116 ジェシー・ノーマン(JESSE NORMAN) 、アダム・スミス 共感の経済学、村井章子(訳)、早川書房、 2022.2.16

スコットランド生まれのアダム・スミス(1723年-1790年)について、「生涯・思想・その影響」と順を追って書かれ、強欲な資本主義に対して、不快感を持たれている方にお薦めしたい内容です。「1.『道徳感情論(The Theory of Moral Sentiments)』は利他主義と善を、『国富論 (The Wealth of Nations)』は利己主義と強欲を説いて矛盾しているように見えるが整合が取れている。2.スミスは自己利益の擁護者ではない。3. スミスは金持ち贔屓ではない。4.スミスは政府嫌いではない。 5. スミスの真の姿は哲学者である。

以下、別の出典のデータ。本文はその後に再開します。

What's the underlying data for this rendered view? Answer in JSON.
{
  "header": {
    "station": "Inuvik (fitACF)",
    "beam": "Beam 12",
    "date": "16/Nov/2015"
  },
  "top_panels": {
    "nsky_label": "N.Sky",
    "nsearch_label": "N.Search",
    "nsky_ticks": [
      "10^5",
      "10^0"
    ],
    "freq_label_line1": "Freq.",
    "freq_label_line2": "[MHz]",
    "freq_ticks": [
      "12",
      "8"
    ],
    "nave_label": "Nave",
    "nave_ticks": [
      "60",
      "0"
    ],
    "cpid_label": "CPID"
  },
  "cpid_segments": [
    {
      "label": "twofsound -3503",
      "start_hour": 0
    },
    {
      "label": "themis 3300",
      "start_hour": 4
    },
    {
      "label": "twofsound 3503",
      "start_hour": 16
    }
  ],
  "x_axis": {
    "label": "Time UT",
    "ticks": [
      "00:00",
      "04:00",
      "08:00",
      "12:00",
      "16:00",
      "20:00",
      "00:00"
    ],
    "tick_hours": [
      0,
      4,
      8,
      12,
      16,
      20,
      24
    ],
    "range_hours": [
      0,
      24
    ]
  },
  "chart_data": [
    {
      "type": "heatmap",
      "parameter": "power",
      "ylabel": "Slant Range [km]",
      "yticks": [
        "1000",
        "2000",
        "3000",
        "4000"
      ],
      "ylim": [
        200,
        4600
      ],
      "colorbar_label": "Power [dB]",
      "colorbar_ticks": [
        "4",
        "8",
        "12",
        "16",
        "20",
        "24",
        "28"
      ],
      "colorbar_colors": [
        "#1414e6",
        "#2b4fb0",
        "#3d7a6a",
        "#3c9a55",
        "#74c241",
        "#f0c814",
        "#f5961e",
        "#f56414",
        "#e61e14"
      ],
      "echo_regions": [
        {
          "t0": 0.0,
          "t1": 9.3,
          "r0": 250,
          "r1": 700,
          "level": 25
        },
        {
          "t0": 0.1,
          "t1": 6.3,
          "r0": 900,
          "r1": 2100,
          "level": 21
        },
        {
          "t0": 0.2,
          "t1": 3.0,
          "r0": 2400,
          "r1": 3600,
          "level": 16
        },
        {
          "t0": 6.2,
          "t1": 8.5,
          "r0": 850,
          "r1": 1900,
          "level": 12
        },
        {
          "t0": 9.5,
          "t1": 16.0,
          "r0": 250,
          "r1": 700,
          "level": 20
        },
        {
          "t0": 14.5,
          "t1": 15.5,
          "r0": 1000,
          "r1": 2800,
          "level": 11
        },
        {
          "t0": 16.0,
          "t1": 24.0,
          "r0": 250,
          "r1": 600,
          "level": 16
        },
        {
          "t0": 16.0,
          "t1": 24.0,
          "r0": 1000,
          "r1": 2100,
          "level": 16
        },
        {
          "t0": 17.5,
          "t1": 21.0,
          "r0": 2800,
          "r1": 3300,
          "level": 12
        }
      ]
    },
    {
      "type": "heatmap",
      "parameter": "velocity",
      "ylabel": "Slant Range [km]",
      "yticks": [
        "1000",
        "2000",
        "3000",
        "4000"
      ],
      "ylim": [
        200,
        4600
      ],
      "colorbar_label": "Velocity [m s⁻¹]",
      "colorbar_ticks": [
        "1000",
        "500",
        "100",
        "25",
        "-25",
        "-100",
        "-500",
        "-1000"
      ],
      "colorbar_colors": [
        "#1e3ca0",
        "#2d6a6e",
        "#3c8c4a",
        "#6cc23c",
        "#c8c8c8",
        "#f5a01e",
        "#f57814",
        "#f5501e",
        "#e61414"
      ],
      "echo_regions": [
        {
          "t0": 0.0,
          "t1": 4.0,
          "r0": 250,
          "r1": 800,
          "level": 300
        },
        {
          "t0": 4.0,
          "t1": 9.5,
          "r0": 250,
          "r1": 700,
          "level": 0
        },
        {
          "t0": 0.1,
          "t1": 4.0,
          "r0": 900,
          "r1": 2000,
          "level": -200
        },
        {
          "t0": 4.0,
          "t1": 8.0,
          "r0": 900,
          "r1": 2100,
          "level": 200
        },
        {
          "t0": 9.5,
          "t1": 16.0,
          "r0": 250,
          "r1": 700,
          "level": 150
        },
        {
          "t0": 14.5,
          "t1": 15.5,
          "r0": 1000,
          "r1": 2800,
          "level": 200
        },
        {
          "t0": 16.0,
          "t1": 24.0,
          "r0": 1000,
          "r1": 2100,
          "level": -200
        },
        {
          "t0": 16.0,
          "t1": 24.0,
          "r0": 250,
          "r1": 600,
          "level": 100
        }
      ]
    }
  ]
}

」 堂目卓生氏による「アダム・スミス―『道徳感情論』と『国富論』の世界」(中公新書、2008年)に出会って、スミスは道徳感情を大事にする良心的な人だったことを知り、『国富論』の基礎となっているその論理に感動したことがありました。それに加えて、本書がアダム・スミスの思想とその現代への影響まで、広げ深めてくれました。経済の翻訳書を多く出されている村井章子さんの翻訳は読みやすく内容が頭に入りやすいものです。村井さんたちの翻訳による『道徳感情論』が2008年に出版されており、それも読んでみようと思っています。